Though the movie tends to sentimentalize and simplify the love story that essentially empowers its plot, it provides some satisfying sequences and images worthy of its grand tradition. Walter's discovery of a method to combat the deadly disease follows a pattern that reaches all the way back to Kipling's fascination with the engineers and technicians who built the railroads and bridges that crossed the Indian subcontinent; the obscure heroism of his medical work further recalls Conrad's novels about the imperial endeavor in Africa and the Far East.

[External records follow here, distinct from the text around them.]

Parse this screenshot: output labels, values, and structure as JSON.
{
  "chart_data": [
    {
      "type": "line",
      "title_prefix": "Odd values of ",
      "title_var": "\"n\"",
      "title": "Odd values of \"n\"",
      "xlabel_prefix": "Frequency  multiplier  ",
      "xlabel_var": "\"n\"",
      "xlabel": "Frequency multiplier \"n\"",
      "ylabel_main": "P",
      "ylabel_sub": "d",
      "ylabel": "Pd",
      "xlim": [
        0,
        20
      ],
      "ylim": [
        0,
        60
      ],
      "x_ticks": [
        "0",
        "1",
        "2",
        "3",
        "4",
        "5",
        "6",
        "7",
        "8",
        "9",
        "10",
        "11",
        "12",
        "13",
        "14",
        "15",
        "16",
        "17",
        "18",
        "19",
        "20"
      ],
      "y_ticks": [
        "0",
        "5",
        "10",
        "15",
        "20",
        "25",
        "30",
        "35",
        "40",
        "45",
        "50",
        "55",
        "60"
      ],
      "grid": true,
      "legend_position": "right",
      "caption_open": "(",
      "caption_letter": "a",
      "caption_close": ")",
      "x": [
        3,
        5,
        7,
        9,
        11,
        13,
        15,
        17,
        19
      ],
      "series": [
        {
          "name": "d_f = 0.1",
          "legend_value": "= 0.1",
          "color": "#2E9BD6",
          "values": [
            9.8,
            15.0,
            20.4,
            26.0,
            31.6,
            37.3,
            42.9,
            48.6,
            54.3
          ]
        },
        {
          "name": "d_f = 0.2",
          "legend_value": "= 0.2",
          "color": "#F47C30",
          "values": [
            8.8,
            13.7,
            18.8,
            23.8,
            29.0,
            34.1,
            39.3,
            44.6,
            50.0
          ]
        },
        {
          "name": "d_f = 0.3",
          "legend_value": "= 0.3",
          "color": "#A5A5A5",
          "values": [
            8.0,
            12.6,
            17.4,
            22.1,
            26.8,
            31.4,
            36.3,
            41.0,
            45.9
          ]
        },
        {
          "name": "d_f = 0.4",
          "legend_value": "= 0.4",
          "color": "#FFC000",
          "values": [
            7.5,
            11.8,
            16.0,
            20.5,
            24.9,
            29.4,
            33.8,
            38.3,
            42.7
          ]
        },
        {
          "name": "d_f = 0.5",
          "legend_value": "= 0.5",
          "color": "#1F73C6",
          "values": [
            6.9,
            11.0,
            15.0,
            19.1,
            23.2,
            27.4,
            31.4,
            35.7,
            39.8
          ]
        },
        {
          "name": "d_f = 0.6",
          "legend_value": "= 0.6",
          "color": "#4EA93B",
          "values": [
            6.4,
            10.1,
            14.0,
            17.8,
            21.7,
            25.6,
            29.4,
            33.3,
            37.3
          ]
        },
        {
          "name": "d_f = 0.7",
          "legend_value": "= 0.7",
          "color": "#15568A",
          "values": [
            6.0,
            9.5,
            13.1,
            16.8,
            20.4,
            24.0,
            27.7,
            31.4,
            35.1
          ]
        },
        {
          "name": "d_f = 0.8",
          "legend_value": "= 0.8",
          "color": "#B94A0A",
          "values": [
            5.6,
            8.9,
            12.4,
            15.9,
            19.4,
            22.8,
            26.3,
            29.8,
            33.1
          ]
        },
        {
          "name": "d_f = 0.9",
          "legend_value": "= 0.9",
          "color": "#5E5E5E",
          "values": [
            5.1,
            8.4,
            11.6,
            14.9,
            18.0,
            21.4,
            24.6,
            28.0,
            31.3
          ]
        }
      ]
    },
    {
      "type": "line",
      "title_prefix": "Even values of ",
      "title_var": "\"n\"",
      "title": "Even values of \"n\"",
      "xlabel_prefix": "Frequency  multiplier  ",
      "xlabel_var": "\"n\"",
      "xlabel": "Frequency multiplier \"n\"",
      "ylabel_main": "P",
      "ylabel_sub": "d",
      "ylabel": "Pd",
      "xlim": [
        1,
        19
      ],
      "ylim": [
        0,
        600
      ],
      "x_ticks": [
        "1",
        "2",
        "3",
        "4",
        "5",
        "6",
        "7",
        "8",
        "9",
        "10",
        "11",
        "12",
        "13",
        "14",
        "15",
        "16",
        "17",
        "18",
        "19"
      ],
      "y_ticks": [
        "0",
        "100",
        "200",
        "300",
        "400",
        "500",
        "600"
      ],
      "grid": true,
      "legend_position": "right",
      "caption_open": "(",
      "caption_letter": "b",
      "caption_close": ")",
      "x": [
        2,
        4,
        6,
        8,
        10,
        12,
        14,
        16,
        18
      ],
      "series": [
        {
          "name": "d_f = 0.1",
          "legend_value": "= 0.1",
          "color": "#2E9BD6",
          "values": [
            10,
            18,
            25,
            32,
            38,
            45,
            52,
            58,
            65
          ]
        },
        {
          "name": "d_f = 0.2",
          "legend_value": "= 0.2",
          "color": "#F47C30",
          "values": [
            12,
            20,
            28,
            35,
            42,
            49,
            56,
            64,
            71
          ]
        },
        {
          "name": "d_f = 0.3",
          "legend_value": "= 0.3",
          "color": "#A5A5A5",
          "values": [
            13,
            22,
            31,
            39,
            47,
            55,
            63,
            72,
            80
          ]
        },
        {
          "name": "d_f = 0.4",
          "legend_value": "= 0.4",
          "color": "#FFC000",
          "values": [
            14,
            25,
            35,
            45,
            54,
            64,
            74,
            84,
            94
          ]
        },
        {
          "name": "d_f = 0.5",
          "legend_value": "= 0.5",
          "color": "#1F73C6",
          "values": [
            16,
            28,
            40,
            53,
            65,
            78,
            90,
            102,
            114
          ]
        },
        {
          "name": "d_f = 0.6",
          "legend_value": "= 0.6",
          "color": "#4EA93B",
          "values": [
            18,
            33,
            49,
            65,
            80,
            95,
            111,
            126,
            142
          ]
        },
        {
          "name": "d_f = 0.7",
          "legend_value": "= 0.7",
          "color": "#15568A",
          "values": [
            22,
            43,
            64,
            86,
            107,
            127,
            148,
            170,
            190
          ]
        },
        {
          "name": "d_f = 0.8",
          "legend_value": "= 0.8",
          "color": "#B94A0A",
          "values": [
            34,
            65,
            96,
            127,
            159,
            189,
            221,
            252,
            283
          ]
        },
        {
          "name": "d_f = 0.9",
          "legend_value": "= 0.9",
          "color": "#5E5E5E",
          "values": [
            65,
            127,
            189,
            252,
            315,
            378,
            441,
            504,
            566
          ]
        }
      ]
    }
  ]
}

In addition to the generally controlled and understated performances of Edward Norton and Naomi Watts, who speak with convincing English accents, an actor named Toby Jones conveys perfectly the character of a local representative of the British government named Waddington, a perfectly decent fellow gone entirely to seed in the great tradition, succumbing to the temptations and corruptions of an exotic land. Despite the quality of the acting and the pat predictability of much of the script, The Painted Veil works most eloquently in its beautiful silences. It returns again and again to shots of Norton and Watts traversing a river from their squalid house to the village full of the sick and dying, showing the lush, angular hills and the flowing water with the delicacy and precision of an Oriental painting, capturing in that midpoint the ambiguous emotional essence of the colonial experience.

The Painted Veil (PG-13), directed by John Curran, is now playing at Little Theatres and Pittsford Cinema.